Worried that the new government might amend the foreign direct investment policy especially in retail, Commerce and Industry Minister Anand Sharma has prepared a ‘handover note’ advising his successor to ensure ‘stability’ of the FDI rules.
Sharma proposes to pass on the ‘handover note’ to his successor, which as per the poll projections is likely to be from Bharatiya Janata Party-led National Democratic Alliance.
The note assumes significance as the BJP is against allowing foreign direct investment in multi-brand retail, a proposal which was pursued by the Congress-led United Progressive Alliance government.
The note has also underlined the need for carrying forward the trade normalisation roadmap with Pakistan.
An official said that Sharma is following this step in tradition with India's first prime minister Jawahar Lal Nehru to brief the incumbent minister himself about the ministry.
"The note mainly highlights the challenges and the new initiatives of the ministry," the official added.
The note also talks about free trade agreements, widening trade deficit with China, challenges being faced by Indian exporters and developments at the World Trade Organization.

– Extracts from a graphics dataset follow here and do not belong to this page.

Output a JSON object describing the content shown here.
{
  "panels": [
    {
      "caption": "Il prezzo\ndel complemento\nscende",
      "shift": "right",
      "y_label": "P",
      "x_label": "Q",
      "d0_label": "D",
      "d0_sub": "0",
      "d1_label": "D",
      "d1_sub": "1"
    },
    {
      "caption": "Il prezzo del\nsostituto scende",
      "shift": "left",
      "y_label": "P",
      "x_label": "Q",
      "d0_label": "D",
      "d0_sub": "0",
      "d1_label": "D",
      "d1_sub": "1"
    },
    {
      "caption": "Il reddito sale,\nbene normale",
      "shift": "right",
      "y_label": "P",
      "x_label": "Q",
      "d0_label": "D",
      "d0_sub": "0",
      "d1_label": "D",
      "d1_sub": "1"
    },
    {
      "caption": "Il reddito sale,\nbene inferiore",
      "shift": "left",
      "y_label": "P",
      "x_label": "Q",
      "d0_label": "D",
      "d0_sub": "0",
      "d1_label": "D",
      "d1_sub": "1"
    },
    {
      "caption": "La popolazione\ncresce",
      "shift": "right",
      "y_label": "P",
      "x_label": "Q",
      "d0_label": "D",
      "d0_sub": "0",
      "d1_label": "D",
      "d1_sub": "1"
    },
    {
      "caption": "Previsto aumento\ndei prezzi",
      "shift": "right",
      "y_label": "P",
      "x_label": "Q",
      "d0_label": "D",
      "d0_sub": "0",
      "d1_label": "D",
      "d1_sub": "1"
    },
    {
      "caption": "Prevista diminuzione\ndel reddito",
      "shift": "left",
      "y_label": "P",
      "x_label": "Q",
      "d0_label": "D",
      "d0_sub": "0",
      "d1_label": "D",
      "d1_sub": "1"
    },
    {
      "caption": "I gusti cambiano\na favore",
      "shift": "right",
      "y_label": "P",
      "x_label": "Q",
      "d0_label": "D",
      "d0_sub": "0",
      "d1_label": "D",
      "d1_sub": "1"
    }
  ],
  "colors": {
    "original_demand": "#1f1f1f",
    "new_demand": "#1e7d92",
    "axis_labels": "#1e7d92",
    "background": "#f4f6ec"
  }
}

About FDI, the note said that in the last five years, India has pursued a liberalised FDI policy and opened up crucial sectors of economy like aviation, retail and telecom.
"It is imperative for me to underscore that foreign investors need a reassurance on the stability and predictability of foreign investment regime in India.

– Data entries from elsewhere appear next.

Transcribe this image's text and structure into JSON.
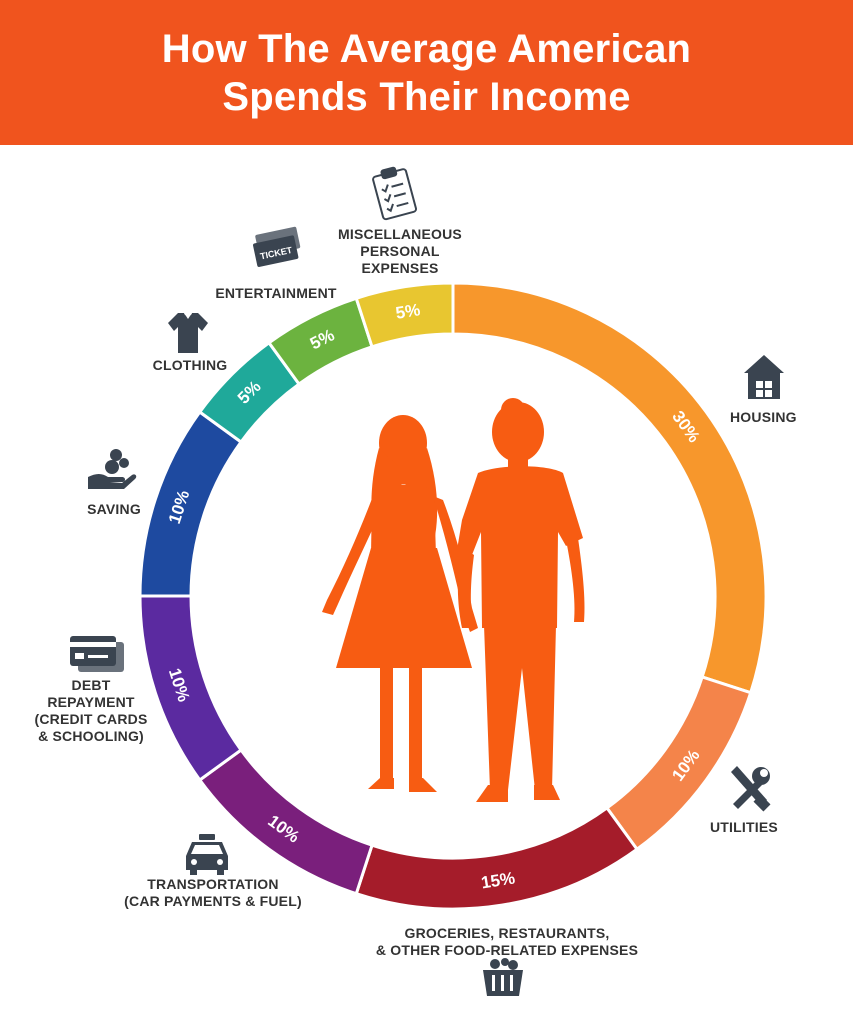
{
  "header": {
    "title_line1": "How The Average American",
    "title_line2": "Spends Their Income",
    "background": "#f0541e"
  },
  "chart_data": {
    "type": "pie",
    "variant": "donut",
    "categories": [
      "Housing",
      "Utilities",
      "Groceries, Restaurants, & Other Food-Related Expenses",
      "Transportation (Car Payments & Fuel)",
      "Debt Repayment (Credit Cards & Schooling)",
      "Saving",
      "Clothing",
      "Entertainment",
      "Miscellaneous Personal Expenses"
    ],
    "values": [
      30,
      10,
      15,
      10,
      10,
      10,
      5,
      5,
      5
    ],
    "value_labels": [
      "30%",
      "10%",
      "15%",
      "10%",
      "10%",
      "10%",
      "5%",
      "5%",
      "5%"
    ],
    "colors": [
      "#f7972c",
      "#f4844a",
      "#a51c2a",
      "#7a1f7c",
      "#5b2aa0",
      "#1e4aa0",
      "#1fa99a",
      "#6cb33f",
      "#e8c630"
    ],
    "start": "12 o'clock",
    "direction": "clockwise"
  },
  "labels": {
    "housing": "HOUSING",
    "utilities": "UTILITIES",
    "groceries": [
      "GROCERIES, RESTAURANTS,",
      "& OTHER FOOD-RELATED EXPENSES"
    ],
    "transportation": [
      "TRANSPORTATION",
      "(CAR PAYMENTS & FUEL)"
    ],
    "debt": [
      "DEBT",
      "REPAYMENT",
      "(CREDIT CARDS",
      "& SCHOOLING)"
    ],
    "saving": "SAVING",
    "clothing": "CLOTHING",
    "entertainment": "ENTERTAINMENT",
    "misc": [
      "MISCELLANEOUS",
      "PERSONAL",
      "EXPENSES"
    ],
    "ticket_text": "TICKET"
  },
  "icons": [
    "house-icon",
    "tools-icon",
    "shopping-basket-icon",
    "car-icon",
    "credit-card-icon",
    "saving-hand-icon",
    "shirt-icon",
    "ticket-icon",
    "clipboard-icon"
  ],
  "colors": {
    "figure": "#f75c12",
    "icon": "#3a4450",
    "label_text": "#333333"
  }
}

This would not only be in India's national interest but it has been a healthy tradition of our democracy.
"I hope that you will retain a liberal economic outlook and view FDI as a source not only of precious foreign exchange but of technology, investment and jobs," it added.

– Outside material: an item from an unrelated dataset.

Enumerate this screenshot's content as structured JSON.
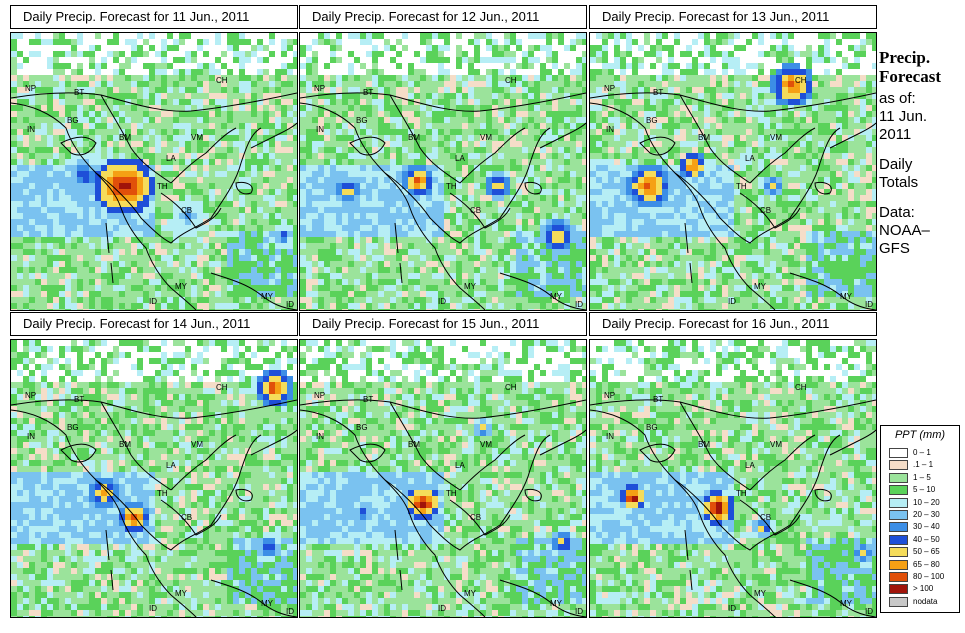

On trade relations with Pakistan, Sharma has said that normalisation of economic relations with Pakistan lies at the heart of a peaceful South Asia.
With regards to the free trade agreements, he said the new government should proceed with ‘great prudence’ recognising the concerns of domestic industry.
The industry has raised concerns over FTAs that such pacts are impacting domestic manufacturing sector.
"Negotiations have commenced for a Regional Comprehensive Economic Partnership which will have in its embrace 10 countries of ASEAN, India, Japan, Korea, China, Australia and New Zealand . . . But we would need to be cautious in our negotiating strategy especially given our larger trade deficit with China," the note said.
Pointing out challenges, he has said that India needs to address the growing trade deficit with China and creating competitive environment for exporters.
On WTO, the note says the post-Bali work programme would require close coordination with India's coalition partners.